David Bazan of Pedro the Lion is good. I like Regina Spektor. The five people i already mentioned. Haley Bonar. Erykah Badu! There ARE quite a few... it's just that they're so overshadowed by the mountains of crap out there. Such simple things can make huge differences: showing vs. telling, concrete vs. abstract language, storytelling vs. exposition... it's middle school creative writing class stuff.

But i guess the target audience for most music these days isn't yet in middle school. It makes sense. It's just a shame that music that IS marketed to adults (indie rock, neo-soul, etc.) is ALSO so full of platitudes and cliches and lazy songwriting. I can understand why Fergie would want to avoid getting too complex, but what excuse do all these pretentious art-rock bands and bohemian slam poet singer/songwriters have?

So i failed at being positive. Oh well.

I guess my advice to anyone out there who is in a band or trying to do the singer/songwriter thing is this: just because two lines happen to rhyme doesn't mean they belong together. Don't settle for mediocrity-- constantly revise and try to make your work better. Break the molds, push the boundaries, write lyrics that stand by themselves and don't use the pretty melody or your dashing good looks as a crutch.

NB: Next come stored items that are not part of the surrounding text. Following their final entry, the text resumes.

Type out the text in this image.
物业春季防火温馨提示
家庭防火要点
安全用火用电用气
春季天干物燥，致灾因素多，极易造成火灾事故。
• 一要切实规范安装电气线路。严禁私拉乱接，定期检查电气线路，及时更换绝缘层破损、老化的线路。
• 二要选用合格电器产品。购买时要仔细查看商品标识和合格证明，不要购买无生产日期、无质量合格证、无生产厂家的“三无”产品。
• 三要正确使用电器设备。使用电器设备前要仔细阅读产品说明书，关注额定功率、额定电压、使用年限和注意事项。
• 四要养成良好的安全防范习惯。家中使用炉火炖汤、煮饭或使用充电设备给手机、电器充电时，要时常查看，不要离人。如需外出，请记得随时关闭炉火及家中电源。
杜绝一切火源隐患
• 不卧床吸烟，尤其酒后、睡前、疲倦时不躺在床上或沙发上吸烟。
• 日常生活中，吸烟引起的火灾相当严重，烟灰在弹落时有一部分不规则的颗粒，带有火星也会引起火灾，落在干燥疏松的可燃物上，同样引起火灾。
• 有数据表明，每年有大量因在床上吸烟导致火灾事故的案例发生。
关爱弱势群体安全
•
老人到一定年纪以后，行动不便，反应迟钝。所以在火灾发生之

Anyone can write a song. How can you create a meaningful piece of art that people are going to remember?

I could do a whole 'nother post on how all this applies to hip hop too, but i've been talking about hip hop a lot lately. Thought this would be a nice break.

Any other good songwriters out there i'm forgetting?

2 comments:

Jeff said...

Will Sheff from Okkervil River. "John Allyn Smith Sails" from the new record is a great example of taking what could be overwrought subject matter and making it emotionally compelling.

Educated Fool said...

Very interesting read... I have shared this view also, as a musican myself I create music with layers... When I was 16 I met Roots Manuva and we had a very interesting conversation about song writing, he gave me the best advise about making music where a listener will hear something new upon every listen and with Hip-Hop esp it needs to be done... if you make something catchy and predictable, it can be striking but bores quickly... I'd like to send you a copy of my EP and have you review it... would you do that?